In het oude Griekenland werd levitatie aithrobates genoemd, wat de kunst van het lopen in de ether of de lucht betekent.

Lha

(Tibetaans) hla

God, godheid, hetzelfde als het San­skrietwoord deva.

Lhagpa

(Tibetaans) hlag pa

In de Ti­be­taanse astrologie en mystiek is het de planeet Mercurius, gesymboliseerd door een hand. Zijn huis is Gemini (Tweelingen) wat wijst op armen en handen, die staan voor activiteit en vaardigheid in het geven van leiding. Gelijk aan budha uit het San­skriet. Ook de woensdag.

Lhakhang

(Tibetaans) lha khang

Godshuis. Een tempel of beeldengalerij, een crypte, vooral een ondergrondse tempel.

Lhamayin

(Tibetaans) lha ma yin

Een niet-god, niet een god. Gelijk aan het San­skrietwoord asura. Een klasse van elementalen of natuurgeesten die overeenkomen met de verschillende elementale geestjes van de lagere gebieden, zoals de aardse. De lhamayins van het Ti­be­taanse volksgeloof zouden demonen en duivels zijn, maar esoterisch gezien zijn zij een klasse van wezens die een niveau hoger staan dan de aardse sfeer (SD 2:63).

Lhasa

(Tibetaans) Ook Lhassalha sa [van lha goden + sa plaats]

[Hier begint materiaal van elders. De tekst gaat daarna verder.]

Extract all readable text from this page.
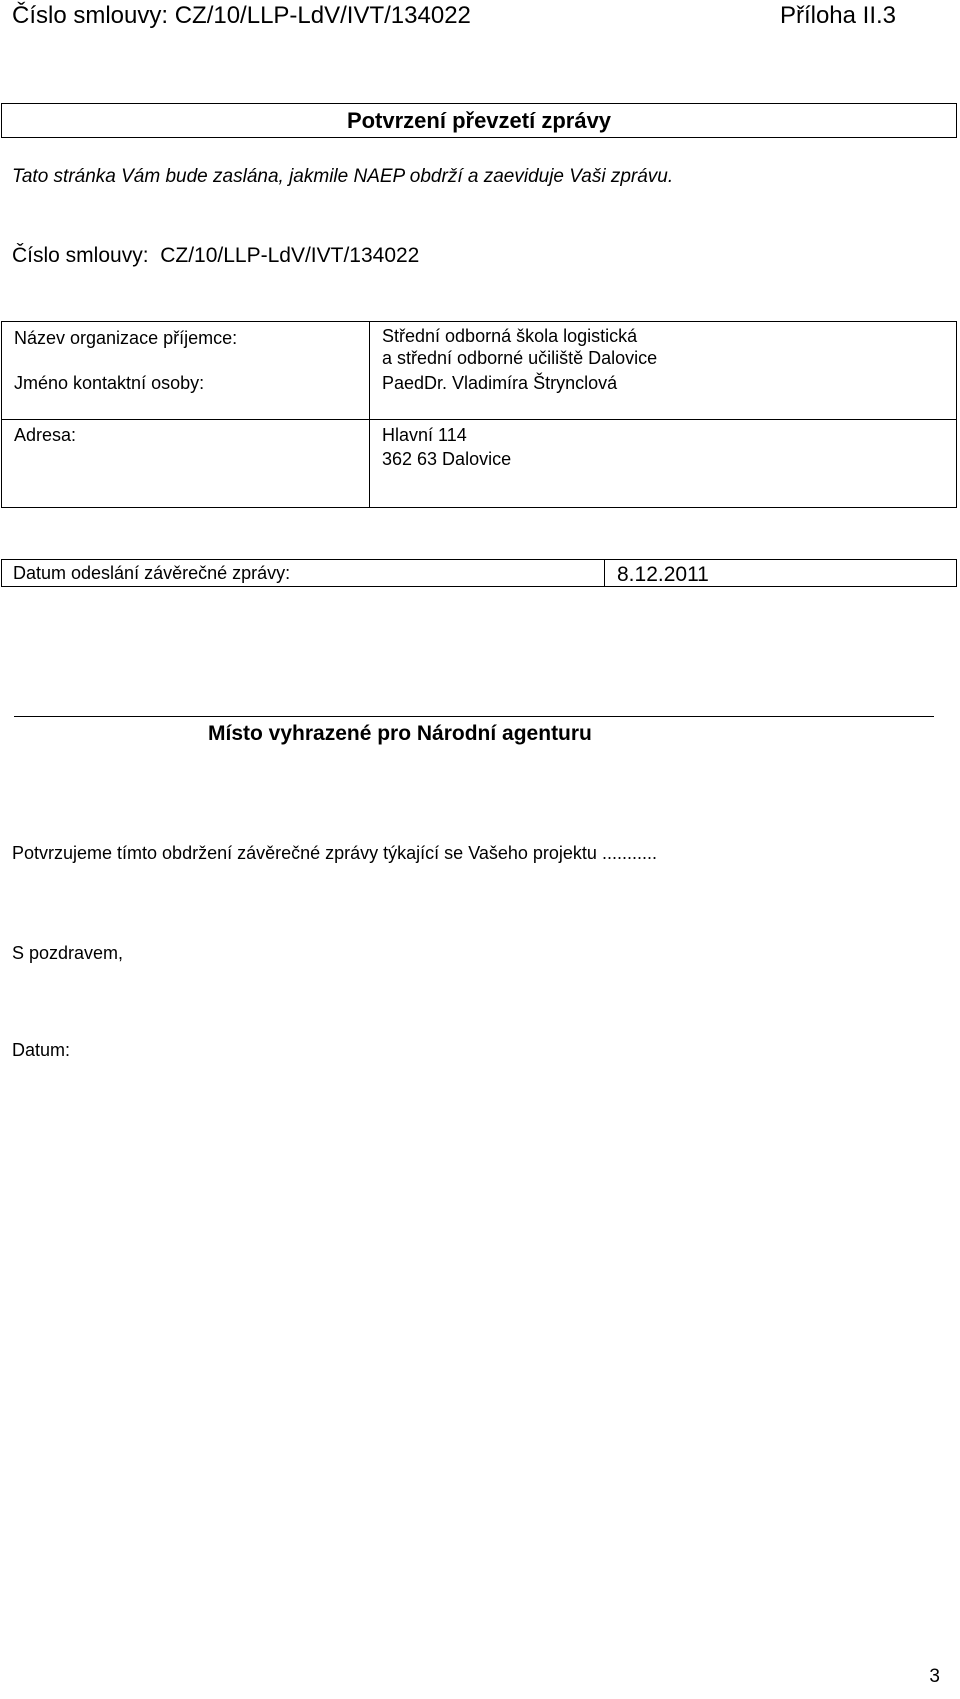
Číslo smlouvy: CZ/10/LLP-LdV/IVT/134022	Příloha II.3
Potvrzení převzetí zprávy
Tato stránka Vám bude zaslána, jakmile NAEP obdrží a zaeviduje Vaši zprávu.
Číslo smlouvy: CZ/10/LLP-LdV/IVT/134022
Název organizace příjemce:	Střední odborná škola logistická
a střední odborné učiliště Dalovice
Jméno kontaktní osoby:	PaedDr. Vladimíra Štrynclová
Adresa:	Hlavní 114
362 63 Dalovice
Datum odeslání závěrečné zprávy:	8.12.2011
Místo vyhrazené pro Národní agenturu
Potvrzujeme tímto obdržení závěrečné zprávy týkající se Vašeho projektu ...........
S pozdravem,
Datum:
3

Plaats van de goden, gelijk aan het San­skrietwoord deva-bhumi. De hoofdstad van Tibet aan de oevers van een belangrijke zijarm van de Tsang-po. Het was een kruispunt van handelsroutes uit Turkestan, Siberië, Mongolië, China en India, maar ook uit andere delen van Tibet. Hoewel Lhasa de Verboden Stad wordt genoemd, was dat alleen zo voor Europeanen, waarvan slechts weinigen werd toegestaan door het binnenland van Tibet te reizen. Het is ook de welvarendste en meest florerende stad op cultureel gebied. Het was de verblijfplaats van de Dalai Lama en zijn regering voor de inval van de Chinezen in Tibet. Voordat Lhasa een hoofdstad werd schijnt zijn naam Ra-sa, ‘plaats van de geiten,’ te zijn geweest.

Li

(Chinees)

De derde en voornaamste van de vier hoofddeugden die alle plichten van religieuze, sociale en ethische aard bevat — de tao.

De li vinden absoluut hun oorsprong in het Grote Universum, dat door zichzelf te delen, hemel en aarde werd, en al draaiende yin en yang werd ... Daarom staat het woord li voor het ‘voornaamste beginsel van de Mens.’ Het is door de li dat een mens de waarheid spreekt en harmonie nastreeft. (Li yun 4).

Libanon

Vlag van Libanon

(Hebreeuws) Lĕbānōn

Een gebergte in Syrië en Palestina dat bestaat uit twee grote bergketens, Libanon of Libanus in het westen en Antilibanus in het oosten. In dit gebied leven de broederschappen van de druzen en de nabatheërs. Libanon is vooral bekend om zijn ceders, maar de uitdrukking de ceders van Libanon sloeg ook op de ingewijden en werden ...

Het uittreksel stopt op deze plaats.